Sleep Apnea and COVID-19 Mortality and Hospitalization

A report describing 5,700 patients with coronavirus disease (COVID-19) identified that common risk factors for poor outcomes are older age, minority ethnicity, obesity, hypertension, and diabetes (1). However, mortality and hospitalizations, estimated by the CDC COVID-19 Response Team to occur in 1.8–3.4% and 20.7–31.4% of COVID-19–positive individuals, respectively (2), are not fully explained by recognized risk factors. Sleep apnea—prevalent in older, obese, and minority individuals—increases risk for COVID-19 comorbidities and may contribute to poor outcomes by exacerbating or causing endothelial dysfunction, inflammation, oxidative stress, microaspiration, and lung injury (3–8). Although prior reports of COVID-19 risk factors have not identified sleep apnea as a prevalent risk factor, data were from healthcare systems where clinical recognition of sleep apnea is markedly underrecognized. Given its association with recognized COVID-19 comorbidities and physiological plausibility, we analyzed electronic health record (EHR) data (9) from a large New England healthcare system to ask whether sleep apnea is an unrecognized risk factor for COVID-19–related death, hospitalization, ventilator use, and ICU admission among patients with positive COVID-19 diagnostic testing. Methods The sample was adult nonemployee participants with positive COVID-19 RNA PCR diagnostic results who had available demographic data, a minimum of two clinical notes, two encounters, and three International Classification of Disease (ICD) diagnoses of any disease (to minimize the effect of minimal EHR documentation in participants with out-of-network care).
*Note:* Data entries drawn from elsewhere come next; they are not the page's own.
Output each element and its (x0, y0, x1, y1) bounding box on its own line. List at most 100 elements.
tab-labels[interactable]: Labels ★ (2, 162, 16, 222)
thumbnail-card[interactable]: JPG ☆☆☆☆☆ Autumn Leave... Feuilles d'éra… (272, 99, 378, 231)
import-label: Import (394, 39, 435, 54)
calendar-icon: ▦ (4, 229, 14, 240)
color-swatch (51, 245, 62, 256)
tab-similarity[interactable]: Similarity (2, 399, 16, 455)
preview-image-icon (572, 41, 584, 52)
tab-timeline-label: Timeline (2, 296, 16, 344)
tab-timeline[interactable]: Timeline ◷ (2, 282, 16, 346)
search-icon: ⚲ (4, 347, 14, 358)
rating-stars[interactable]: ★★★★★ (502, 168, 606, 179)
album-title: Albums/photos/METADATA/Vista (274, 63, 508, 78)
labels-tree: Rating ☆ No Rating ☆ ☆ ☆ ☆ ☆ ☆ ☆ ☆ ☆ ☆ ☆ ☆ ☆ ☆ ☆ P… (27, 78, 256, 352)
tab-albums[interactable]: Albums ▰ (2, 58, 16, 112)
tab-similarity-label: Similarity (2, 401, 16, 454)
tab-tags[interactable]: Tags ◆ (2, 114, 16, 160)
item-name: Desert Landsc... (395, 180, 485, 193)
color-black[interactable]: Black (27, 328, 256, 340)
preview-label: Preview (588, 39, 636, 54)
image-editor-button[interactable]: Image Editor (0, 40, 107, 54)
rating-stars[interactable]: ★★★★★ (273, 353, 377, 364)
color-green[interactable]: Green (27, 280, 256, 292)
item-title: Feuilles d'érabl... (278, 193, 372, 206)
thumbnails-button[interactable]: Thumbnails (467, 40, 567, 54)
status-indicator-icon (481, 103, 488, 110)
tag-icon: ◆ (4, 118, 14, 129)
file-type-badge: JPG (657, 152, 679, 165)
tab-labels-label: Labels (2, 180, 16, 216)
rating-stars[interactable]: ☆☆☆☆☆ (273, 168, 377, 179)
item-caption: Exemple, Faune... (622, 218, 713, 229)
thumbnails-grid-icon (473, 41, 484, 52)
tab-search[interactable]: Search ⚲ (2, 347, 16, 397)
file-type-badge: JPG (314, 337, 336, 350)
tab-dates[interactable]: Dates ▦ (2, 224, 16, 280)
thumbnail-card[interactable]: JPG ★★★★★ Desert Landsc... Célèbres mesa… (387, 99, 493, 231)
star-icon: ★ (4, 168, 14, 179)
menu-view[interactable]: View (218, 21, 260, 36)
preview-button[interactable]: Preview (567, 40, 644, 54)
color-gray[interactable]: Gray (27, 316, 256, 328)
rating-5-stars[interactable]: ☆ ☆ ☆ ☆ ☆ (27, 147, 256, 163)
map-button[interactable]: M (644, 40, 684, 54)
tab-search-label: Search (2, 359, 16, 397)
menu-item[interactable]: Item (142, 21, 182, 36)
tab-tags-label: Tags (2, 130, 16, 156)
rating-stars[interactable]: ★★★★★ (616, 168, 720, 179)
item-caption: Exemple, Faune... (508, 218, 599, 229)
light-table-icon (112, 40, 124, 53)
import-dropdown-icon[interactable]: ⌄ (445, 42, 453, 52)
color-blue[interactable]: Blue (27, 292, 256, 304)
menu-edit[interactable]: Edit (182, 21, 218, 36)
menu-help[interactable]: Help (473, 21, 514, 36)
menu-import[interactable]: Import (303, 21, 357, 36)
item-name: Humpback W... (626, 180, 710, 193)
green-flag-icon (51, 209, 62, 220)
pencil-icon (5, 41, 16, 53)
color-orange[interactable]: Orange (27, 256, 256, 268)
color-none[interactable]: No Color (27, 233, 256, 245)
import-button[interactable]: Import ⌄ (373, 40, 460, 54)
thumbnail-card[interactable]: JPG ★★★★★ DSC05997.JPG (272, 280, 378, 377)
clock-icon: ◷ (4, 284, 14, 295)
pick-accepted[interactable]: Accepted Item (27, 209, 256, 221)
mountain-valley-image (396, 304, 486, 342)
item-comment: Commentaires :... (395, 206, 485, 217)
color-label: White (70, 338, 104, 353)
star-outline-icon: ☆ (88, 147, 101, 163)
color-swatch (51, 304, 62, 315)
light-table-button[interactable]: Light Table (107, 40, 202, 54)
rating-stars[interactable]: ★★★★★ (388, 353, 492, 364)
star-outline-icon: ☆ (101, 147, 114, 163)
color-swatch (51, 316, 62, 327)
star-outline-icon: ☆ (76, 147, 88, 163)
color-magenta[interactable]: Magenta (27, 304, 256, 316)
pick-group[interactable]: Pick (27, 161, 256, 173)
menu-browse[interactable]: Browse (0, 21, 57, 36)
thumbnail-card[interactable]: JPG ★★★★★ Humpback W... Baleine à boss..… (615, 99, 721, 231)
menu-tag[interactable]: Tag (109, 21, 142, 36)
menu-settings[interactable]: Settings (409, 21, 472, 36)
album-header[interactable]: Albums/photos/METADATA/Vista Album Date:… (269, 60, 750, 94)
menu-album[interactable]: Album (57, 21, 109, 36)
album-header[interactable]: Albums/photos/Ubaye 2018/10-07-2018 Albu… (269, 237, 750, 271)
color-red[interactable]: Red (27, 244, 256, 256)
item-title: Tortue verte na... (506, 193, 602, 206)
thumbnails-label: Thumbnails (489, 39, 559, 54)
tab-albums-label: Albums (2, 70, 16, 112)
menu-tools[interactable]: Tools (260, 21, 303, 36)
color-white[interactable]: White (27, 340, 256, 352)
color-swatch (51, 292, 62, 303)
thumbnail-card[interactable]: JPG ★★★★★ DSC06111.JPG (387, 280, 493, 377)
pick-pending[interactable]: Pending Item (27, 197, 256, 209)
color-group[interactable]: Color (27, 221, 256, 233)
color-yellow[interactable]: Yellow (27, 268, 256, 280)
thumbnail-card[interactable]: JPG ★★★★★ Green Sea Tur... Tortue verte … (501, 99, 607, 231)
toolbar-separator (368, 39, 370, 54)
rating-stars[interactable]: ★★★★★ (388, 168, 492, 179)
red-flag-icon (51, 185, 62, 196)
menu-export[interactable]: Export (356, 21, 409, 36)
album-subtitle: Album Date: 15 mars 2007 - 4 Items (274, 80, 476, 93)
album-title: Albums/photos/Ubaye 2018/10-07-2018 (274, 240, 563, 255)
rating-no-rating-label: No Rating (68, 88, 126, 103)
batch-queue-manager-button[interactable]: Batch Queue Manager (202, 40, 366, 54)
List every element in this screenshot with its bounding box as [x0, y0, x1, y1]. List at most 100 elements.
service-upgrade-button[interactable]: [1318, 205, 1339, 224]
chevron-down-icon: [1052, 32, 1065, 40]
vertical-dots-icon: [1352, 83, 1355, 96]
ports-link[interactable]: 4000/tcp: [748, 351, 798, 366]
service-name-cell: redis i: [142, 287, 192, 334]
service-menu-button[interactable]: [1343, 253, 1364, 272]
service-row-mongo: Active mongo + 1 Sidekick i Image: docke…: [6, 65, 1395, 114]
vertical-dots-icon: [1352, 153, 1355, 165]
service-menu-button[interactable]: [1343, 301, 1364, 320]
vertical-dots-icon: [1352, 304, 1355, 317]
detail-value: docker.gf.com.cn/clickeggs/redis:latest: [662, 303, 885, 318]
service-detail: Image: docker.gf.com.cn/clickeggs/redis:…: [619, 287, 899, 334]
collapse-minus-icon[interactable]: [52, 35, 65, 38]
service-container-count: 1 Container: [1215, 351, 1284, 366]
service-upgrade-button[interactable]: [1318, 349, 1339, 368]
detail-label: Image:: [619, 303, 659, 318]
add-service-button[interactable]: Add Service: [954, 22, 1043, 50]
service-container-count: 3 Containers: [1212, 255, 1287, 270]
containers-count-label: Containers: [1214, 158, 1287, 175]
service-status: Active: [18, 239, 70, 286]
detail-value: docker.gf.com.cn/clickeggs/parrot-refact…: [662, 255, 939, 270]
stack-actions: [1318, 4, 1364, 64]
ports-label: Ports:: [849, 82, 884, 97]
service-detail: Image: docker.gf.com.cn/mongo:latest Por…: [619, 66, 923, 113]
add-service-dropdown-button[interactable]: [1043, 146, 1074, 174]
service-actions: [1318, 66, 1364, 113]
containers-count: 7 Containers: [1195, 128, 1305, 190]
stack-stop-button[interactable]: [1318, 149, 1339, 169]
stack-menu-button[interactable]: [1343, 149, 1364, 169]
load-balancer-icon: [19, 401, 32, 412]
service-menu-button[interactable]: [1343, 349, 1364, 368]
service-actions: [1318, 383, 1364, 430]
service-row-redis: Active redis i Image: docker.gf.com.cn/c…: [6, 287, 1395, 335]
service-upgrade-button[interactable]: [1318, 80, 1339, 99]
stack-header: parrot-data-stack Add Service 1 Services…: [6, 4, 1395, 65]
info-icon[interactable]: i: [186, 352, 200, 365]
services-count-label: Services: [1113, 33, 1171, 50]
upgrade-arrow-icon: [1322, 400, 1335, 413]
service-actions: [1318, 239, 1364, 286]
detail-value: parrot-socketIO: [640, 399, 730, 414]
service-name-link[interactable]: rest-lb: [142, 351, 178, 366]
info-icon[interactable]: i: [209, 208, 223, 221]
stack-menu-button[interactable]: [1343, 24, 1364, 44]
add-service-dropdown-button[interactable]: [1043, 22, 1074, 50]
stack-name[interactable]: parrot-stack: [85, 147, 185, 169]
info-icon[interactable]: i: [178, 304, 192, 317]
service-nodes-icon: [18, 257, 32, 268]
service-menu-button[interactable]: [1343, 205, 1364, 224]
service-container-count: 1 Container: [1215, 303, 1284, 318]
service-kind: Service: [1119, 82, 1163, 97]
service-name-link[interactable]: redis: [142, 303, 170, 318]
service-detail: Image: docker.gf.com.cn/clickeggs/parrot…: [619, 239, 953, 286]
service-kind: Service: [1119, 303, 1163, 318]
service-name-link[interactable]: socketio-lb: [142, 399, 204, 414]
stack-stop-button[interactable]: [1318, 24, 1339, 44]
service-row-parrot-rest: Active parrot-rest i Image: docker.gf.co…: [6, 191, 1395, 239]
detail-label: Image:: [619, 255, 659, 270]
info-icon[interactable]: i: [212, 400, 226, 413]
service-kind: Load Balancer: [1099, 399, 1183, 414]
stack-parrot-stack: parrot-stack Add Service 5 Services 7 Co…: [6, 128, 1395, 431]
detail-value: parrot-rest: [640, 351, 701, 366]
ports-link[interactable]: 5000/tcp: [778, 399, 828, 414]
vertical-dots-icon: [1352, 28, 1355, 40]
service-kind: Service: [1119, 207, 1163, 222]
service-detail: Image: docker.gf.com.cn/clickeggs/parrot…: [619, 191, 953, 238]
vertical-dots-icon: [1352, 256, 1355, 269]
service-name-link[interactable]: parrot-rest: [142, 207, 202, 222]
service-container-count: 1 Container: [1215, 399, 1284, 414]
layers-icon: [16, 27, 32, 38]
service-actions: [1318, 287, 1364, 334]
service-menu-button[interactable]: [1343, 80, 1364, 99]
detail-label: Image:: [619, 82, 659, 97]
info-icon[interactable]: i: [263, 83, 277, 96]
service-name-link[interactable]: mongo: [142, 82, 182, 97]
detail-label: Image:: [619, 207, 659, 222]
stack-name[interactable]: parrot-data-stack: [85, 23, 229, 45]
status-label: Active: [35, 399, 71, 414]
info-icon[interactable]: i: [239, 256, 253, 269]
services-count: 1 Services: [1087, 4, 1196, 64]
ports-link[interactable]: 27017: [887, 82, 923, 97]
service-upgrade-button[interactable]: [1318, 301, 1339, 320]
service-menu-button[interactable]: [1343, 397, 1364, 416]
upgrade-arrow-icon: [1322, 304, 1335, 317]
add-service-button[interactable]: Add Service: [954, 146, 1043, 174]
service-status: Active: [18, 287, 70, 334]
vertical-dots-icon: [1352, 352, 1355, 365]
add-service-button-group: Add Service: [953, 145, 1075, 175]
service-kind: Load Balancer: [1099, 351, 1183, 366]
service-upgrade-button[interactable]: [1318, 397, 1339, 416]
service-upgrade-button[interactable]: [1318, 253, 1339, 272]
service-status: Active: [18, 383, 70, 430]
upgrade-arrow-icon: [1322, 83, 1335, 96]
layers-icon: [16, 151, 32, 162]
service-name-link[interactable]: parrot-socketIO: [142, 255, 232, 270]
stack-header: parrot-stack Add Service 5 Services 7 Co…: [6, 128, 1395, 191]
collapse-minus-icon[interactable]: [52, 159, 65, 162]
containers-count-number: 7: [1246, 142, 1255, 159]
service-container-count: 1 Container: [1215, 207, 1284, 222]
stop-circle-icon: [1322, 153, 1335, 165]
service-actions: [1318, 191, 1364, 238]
Participants were further restricted to include those with either zero or two or more ICD-9 or ICD-10 diagnoses of sleep apnea or obstructive sleep apnea on different dates (to minimize the effect of rule-out diagnosis codes). Natural language processing (10) was used to obtain documentation of continuous positive airway pressure (CPAP) usage in the year before the first COVID-19 test.